A group of Minnesota law enforcement officers is planning to head to Puerto Rico early next week to help out with hurricane-relief efforts.

The Spanish-speaking volunteers — 10 police officers from St. Paul, four troopers from the State Patrol and one officer from Carver County — hope to fly to the island on Monday and spend two weeks there helping with Hurricane Maria recovery efforts.

“It’s just the right thing to do,” said Pamela Barragan, an acting commander for St. Paul police and one of the volunteers. “We are called to help people.”

The Federal Emergency Management Agency sent out a request to law enforcement agencies across the nation asking for officers who could volunteer on the island, Barragan said. She and nine others from the St. Paul Police Department signed on shortly after; Chief Todd Axtell approved the trip Friday.

The volunteer officers are not sure what they will be tasked with but are packing and preparing for any occasion.

“We’re just going there to help with whatever assignment,” Barragan said. “It’s law enforcement helping another law enforcement agency.”

Hurricane Maria tore through the Caribbean about 10 days ago, ripping through the Atlantic as a Category 5 storm and causing immeasurable damage to various islands. That included the U.S. Virgin Islands and Puerto Rico, both U.S. territories that were flooded by Hurricane Irma just weeks earlier.

Dozens were killed in Puerto Rico and much of the island was left without electricity or necessary supplies. The mayor of San Juan, its capital, issued a desperate plea for help Friday, drawing online retorts by President Donald Trump.
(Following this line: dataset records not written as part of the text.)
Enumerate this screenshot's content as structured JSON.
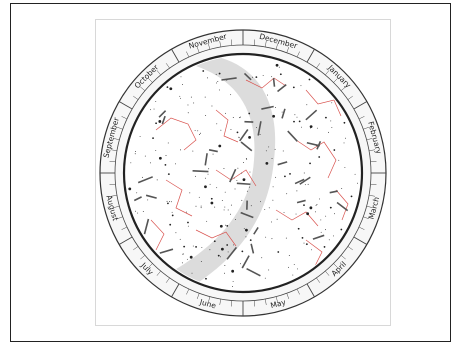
{
  "months": [
    "December",
    "January",
    "February",
    "March",
    "April",
    "May",
    "June",
    "July",
    "August",
    "September",
    "October",
    "November"
  ],
  "colors": {
    "constellation_lines": "#d9534f",
    "stars": "#222222",
    "milky_way": "#dcdcdc",
    "ring_fill": "#f5f5f5",
    "frame": "#222222"
  }
}
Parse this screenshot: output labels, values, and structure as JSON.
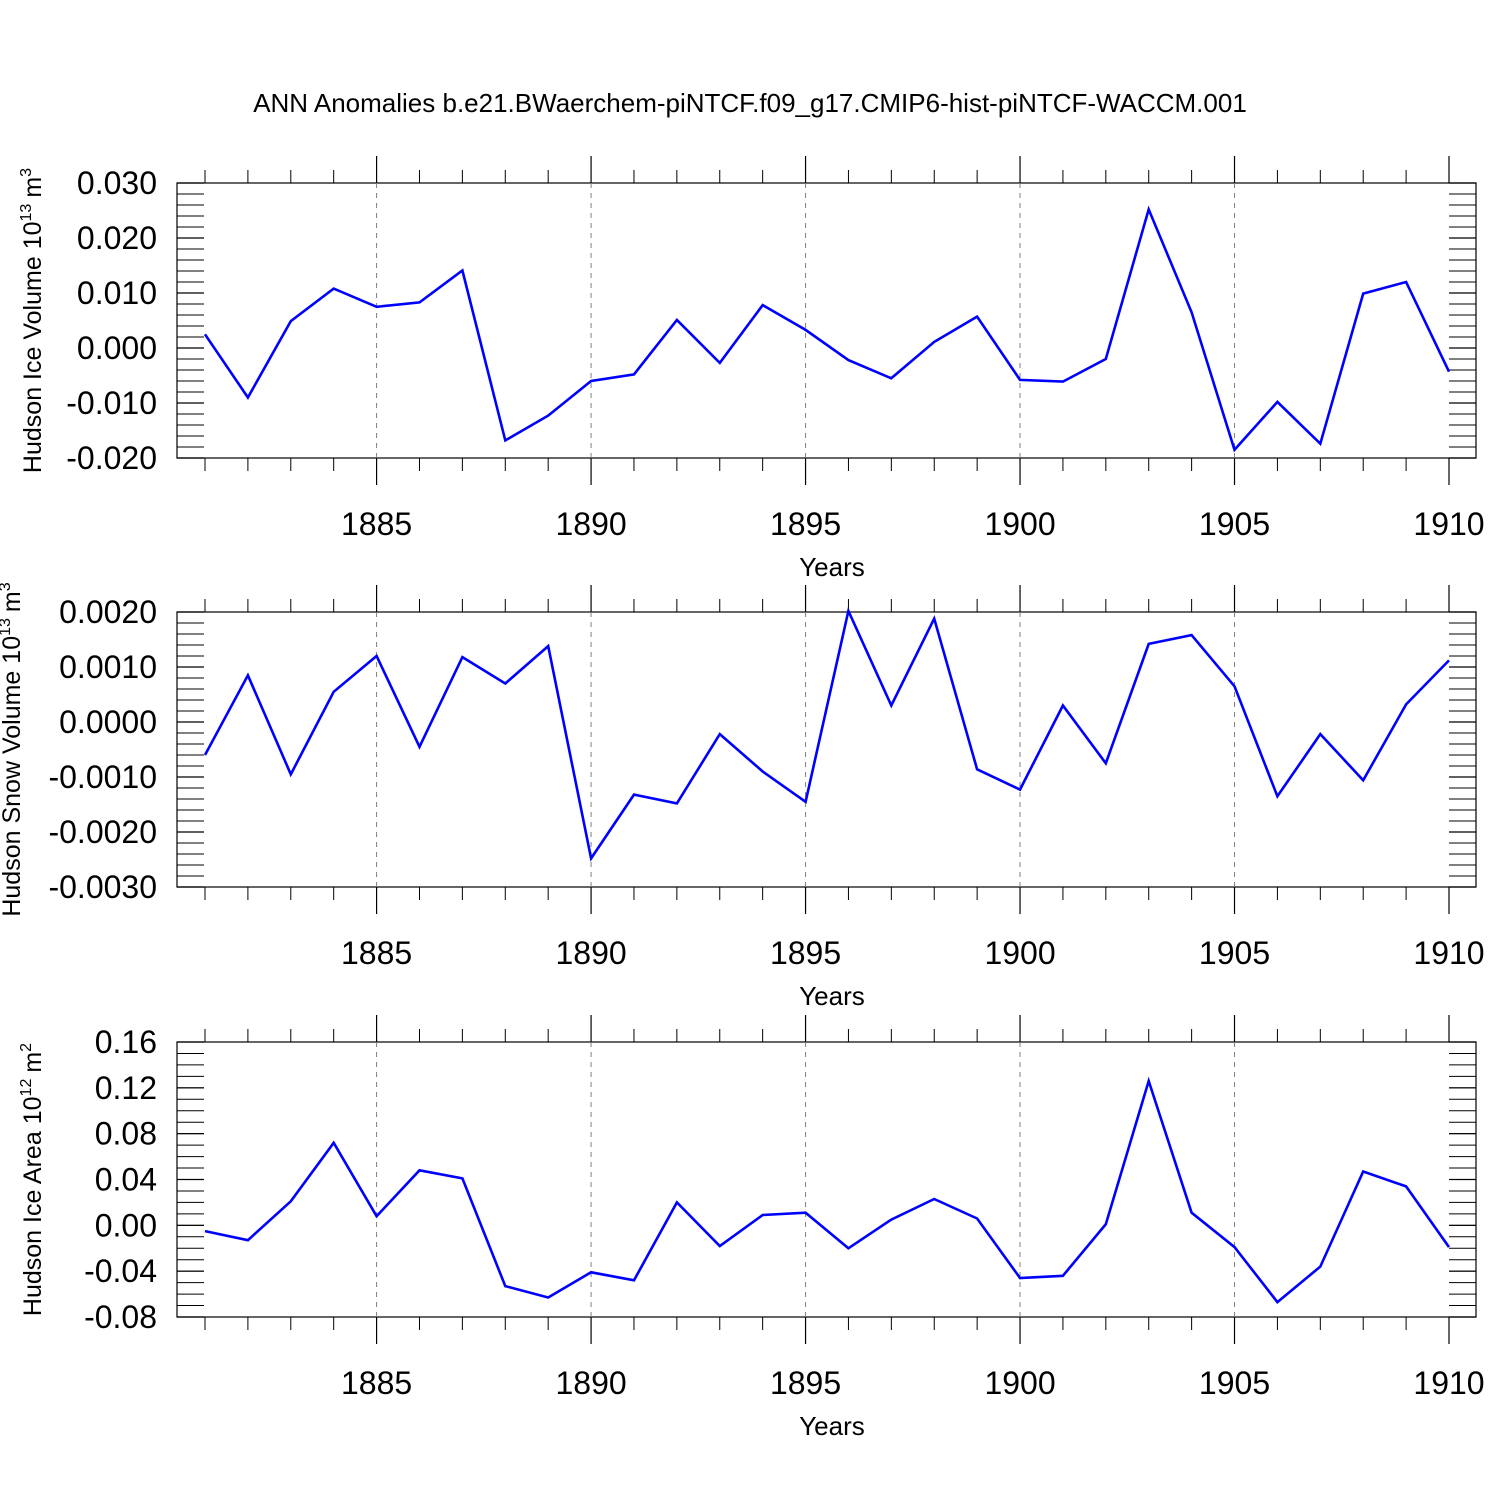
{
  "title": "ANN Anomalies b.e21.BWaerchem-piNTCF.f09_g17.CMIP6-hist-piNTCF-WACCM.001",
  "colors": {
    "line": "#0000ff",
    "axis": "#000000",
    "grid": "#808080"
  },
  "chart_data": [
    {
      "type": "line",
      "ylabel": "Hudson Ice Volume",
      "yunit_base": "10",
      "yunit_exp": "13",
      "yunit_m": "m",
      "yunit_pow": "3",
      "xlabel": "Years",
      "xlim": [
        1880.6,
        1910
      ],
      "ylim": [
        -0.02,
        0.03
      ],
      "x_ticks": [
        1885,
        1890,
        1895,
        1900,
        1905,
        1910
      ],
      "x_tick_labels": [
        "1885",
        "1890",
        "1895",
        "1900",
        "1905",
        "1910"
      ],
      "y_ticks": [
        0.03,
        0.02,
        0.01,
        0.0,
        -0.01,
        -0.02
      ],
      "y_tick_labels": [
        "0.030",
        "0.020",
        "0.010",
        "0.000",
        "-0.010",
        "-0.020"
      ],
      "y_minor_step": 0.002,
      "grid": "vertical dashed at major x ticks",
      "series": [
        {
          "name": "Hudson Ice Volume",
          "x": [
            1881,
            1882,
            1883,
            1884,
            1885,
            1886,
            1887,
            1888,
            1889,
            1890,
            1891,
            1892,
            1893,
            1894,
            1895,
            1896,
            1897,
            1898,
            1899,
            1900,
            1901,
            1902,
            1903,
            1904,
            1905,
            1906,
            1907,
            1908,
            1909,
            1910
          ],
          "y": [
            0.0025,
            -0.009,
            0.0049,
            0.0108,
            0.0075,
            0.0083,
            0.0141,
            -0.0168,
            -0.0123,
            -0.006,
            -0.0048,
            0.0051,
            -0.0027,
            0.0078,
            0.0033,
            -0.0022,
            -0.0055,
            0.0011,
            0.0057,
            -0.0058,
            -0.0061,
            -0.002,
            0.0252,
            0.0065,
            -0.0185,
            -0.0098,
            -0.0174,
            0.0099,
            0.012,
            -0.0043
          ]
        }
      ]
    },
    {
      "type": "line",
      "ylabel": "Hudson Snow Volume",
      "yunit_base": "10",
      "yunit_exp": "13",
      "yunit_m": "m",
      "yunit_pow": "3",
      "xlabel": "Years",
      "xlim": [
        1880.6,
        1910
      ],
      "ylim": [
        -0.003,
        0.002
      ],
      "x_ticks": [
        1885,
        1890,
        1895,
        1900,
        1905,
        1910
      ],
      "x_tick_labels": [
        "1885",
        "1890",
        "1895",
        "1900",
        "1905",
        "1910"
      ],
      "y_ticks": [
        0.002,
        0.001,
        0.0,
        -0.001,
        -0.002,
        -0.003
      ],
      "y_tick_labels": [
        "0.0020",
        "0.0010",
        "0.0000",
        "-0.0010",
        "-0.0020",
        "-0.0030"
      ],
      "y_minor_step": 0.0002,
      "grid": "vertical dashed at major x ticks",
      "series": [
        {
          "name": "Hudson Snow Volume",
          "x": [
            1881,
            1882,
            1883,
            1884,
            1885,
            1886,
            1887,
            1888,
            1889,
            1890,
            1891,
            1892,
            1893,
            1894,
            1895,
            1896,
            1897,
            1898,
            1899,
            1900,
            1901,
            1902,
            1903,
            1904,
            1905,
            1906,
            1907,
            1908,
            1909,
            1910
          ],
          "y": [
            -0.0006,
            0.00085,
            -0.00095,
            0.00055,
            0.0012,
            -0.00045,
            0.00118,
            0.0007,
            0.00138,
            -0.00248,
            -0.00132,
            -0.00148,
            -0.00022,
            -0.0009,
            -0.00145,
            0.00202,
            0.0003,
            0.00188,
            -0.00086,
            -0.00123,
            0.0003,
            -0.00075,
            0.00142,
            0.00158,
            0.00065,
            -0.00135,
            -0.00022,
            -0.00106,
            0.00032,
            0.00112
          ]
        }
      ]
    },
    {
      "type": "line",
      "ylabel": "Hudson Ice Area",
      "yunit_base": "10",
      "yunit_exp": "12",
      "yunit_m": "m",
      "yunit_pow": "2",
      "xlabel": "Years",
      "xlim": [
        1880.6,
        1910
      ],
      "ylim": [
        -0.08,
        0.16
      ],
      "x_ticks": [
        1885,
        1890,
        1895,
        1900,
        1905,
        1910
      ],
      "x_tick_labels": [
        "1885",
        "1890",
        "1895",
        "1900",
        "1905",
        "1910"
      ],
      "y_ticks": [
        0.16,
        0.12,
        0.08,
        0.04,
        0.0,
        -0.04,
        -0.08
      ],
      "y_tick_labels": [
        "0.16",
        "0.12",
        "0.08",
        "0.04",
        "0.00",
        "-0.04",
        "-0.08"
      ],
      "y_minor_step": 0.01,
      "grid": "vertical dashed at major x ticks",
      "series": [
        {
          "name": "Hudson Ice Area",
          "x": [
            1881,
            1882,
            1883,
            1884,
            1885,
            1886,
            1887,
            1888,
            1889,
            1890,
            1891,
            1892,
            1893,
            1894,
            1895,
            1896,
            1897,
            1898,
            1899,
            1900,
            1901,
            1902,
            1903,
            1904,
            1905,
            1906,
            1907,
            1908,
            1909,
            1910
          ],
          "y": [
            -0.005,
            -0.013,
            0.021,
            0.072,
            0.008,
            0.048,
            0.041,
            -0.053,
            -0.063,
            -0.041,
            -0.048,
            0.02,
            -0.018,
            0.009,
            0.011,
            -0.02,
            0.005,
            0.023,
            0.006,
            -0.046,
            -0.044,
            0.001,
            0.126,
            0.011,
            -0.019,
            -0.067,
            -0.036,
            0.047,
            0.034,
            -0.019
          ]
        }
      ]
    }
  ]
}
Barragan, who hails from Ecuador, has been to Puerto Rico three times, the first being her honeymoon in 2013. She said she remembers the island as a welcoming place, and realizes that this time she won’t be going as a tourist. “It will be a little bittersweet to go and to see places that might not be there that I remember,” she said.

The group is still waiting on a final confirmation from the federal government and Puerto Rico, which has to “manage all the assets that are coming in … and not overwhelm the population,” Barragan said.

“It’s really an honor and a privilege that we are able to go,” she said.

Minnesotans, armed or otherwise, were deployed to help other areas of the country hit by natural disasters this summer. Soldiers from a Minnesota National Guard brigade were sent to Texas in the aftermath of Hurricane Harvey in early September. State volunteers for the Red Cross and Salvation Army also helped in relief efforts for Harvey and Irma.